Una guerra tecnológica más amplia llega al bastidor de servidores
El gobierno de EE. UU. ha estado reduciendo sistemáticamente su dependencia de la tecnología china al menos desde 2018. Primero llegaron restricciones sobre equipos de telecomunicaciones, incluyendo la inclusión de empresas chinas como Huawei como entidades de preocupación. Luego vinieron controles de exportación de semiconductores diseñados para cortar el acceso de China a chips avanzados. Ahora el foco se está desplazando hacia el hardware de centros de datos.
El proyecto de prohibición indica que los responsables políticos de EE. UU. consideran esta dependencia de hardware como una vulnerabilidad de seguridad nacional. No se ha revelado ningún plazo específico de aplicación. Las empresas y productos que quedarían bajo las restricciones también permanecen sin especificar.

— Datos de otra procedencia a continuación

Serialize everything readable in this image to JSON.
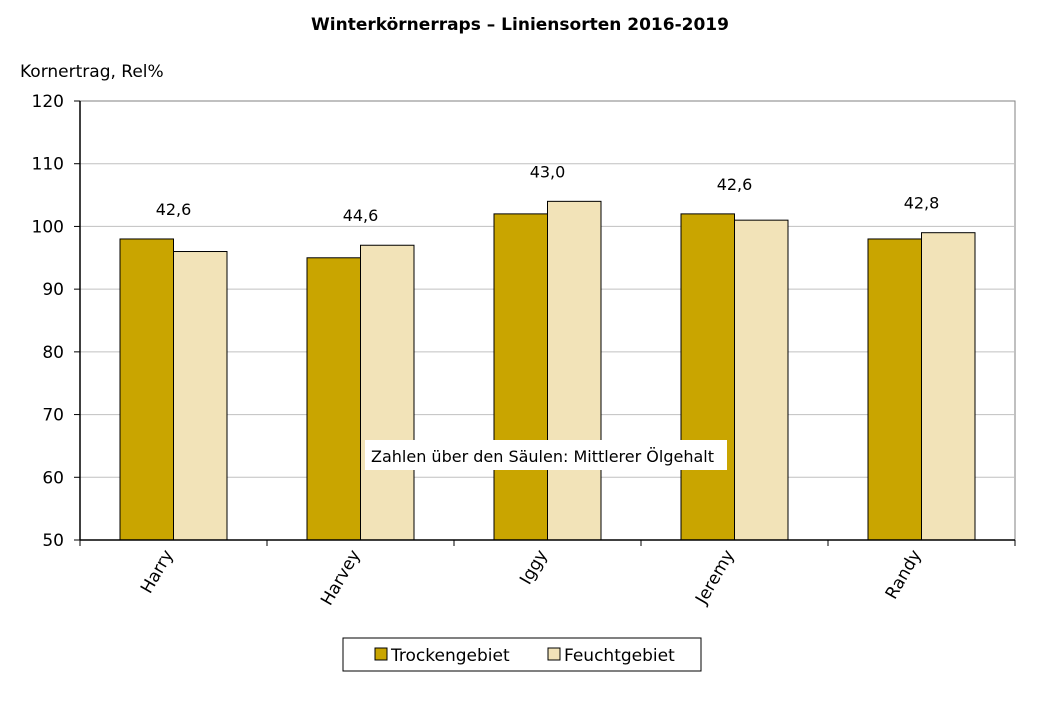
{
  "chart_data": {
    "type": "bar",
    "title": "Winterkörnerraps – Liniensorten 2016-2019",
    "ylabel": "Kornertrag, Rel%",
    "xlabel": "",
    "ylim": [
      50,
      120
    ],
    "yticks": [
      50,
      60,
      70,
      80,
      90,
      100,
      110,
      120
    ],
    "grid": true,
    "categories": [
      "Harry",
      "Harvey",
      "Iggy",
      "Jeremy",
      "Randy"
    ],
    "series": [
      {
        "name": "Trockengebiet",
        "color": "#c9a500",
        "values": [
          98,
          95,
          102,
          102,
          98
        ]
      },
      {
        "name": "Feuchtgebiet",
        "color": "#f2e3b8",
        "values": [
          96,
          97,
          104,
          101,
          99
        ]
      }
    ],
    "bar_labels": [
      "42,6",
      "44,6",
      "43,0",
      "42,6",
      "42,8"
    ],
    "annotation": "Zahlen über den Säulen: Mittlerer Ölgehalt",
    "legend_position": "bottom-center"
  }
}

Qué significa esto para la cadena de suministro de hardware
Si se aprueba, esta prohibición crearía un choque de oferta para cualquier industria que construya o opere centros de datos a gran escala. Esto incluye a hiperrascadores como Amazon Web Services y Microsoft Azure. Incluye a empresas de IA buscando desesperadamente capacidad de cómputo. Y incluye operaciones institucionales de minería de criptomonedas que han estado ampliando su presencia de centros de datos en América del Norte.
Los beneficiarios inmediatos serían los fabricantes de hardware nacionales y de naciones aliadas. Las empresas que producen servidores, conmutadores y sistemas de almacenamiento fuera de China de repente se encontrarían con un mercado cautivo.
Exposición indirecta a cripto
El proyecto de prohibición no hace mención a criptomonedas, activos digitales ni tecnología de cadena de bloques. No hay implicaciones específicas para tokens ocultas en el lenguaje de la política.
La industria se apoya en la misma infraestructura física que afectaría esta prohibición. Las redes de cómputo descentralizadas dependen de la capacidad distribuida de los centros de datos. Si el hardware que alimenta estas redes se vuelve más caro o más difícil de obtener, la economía del cómputo descentralizado cambia.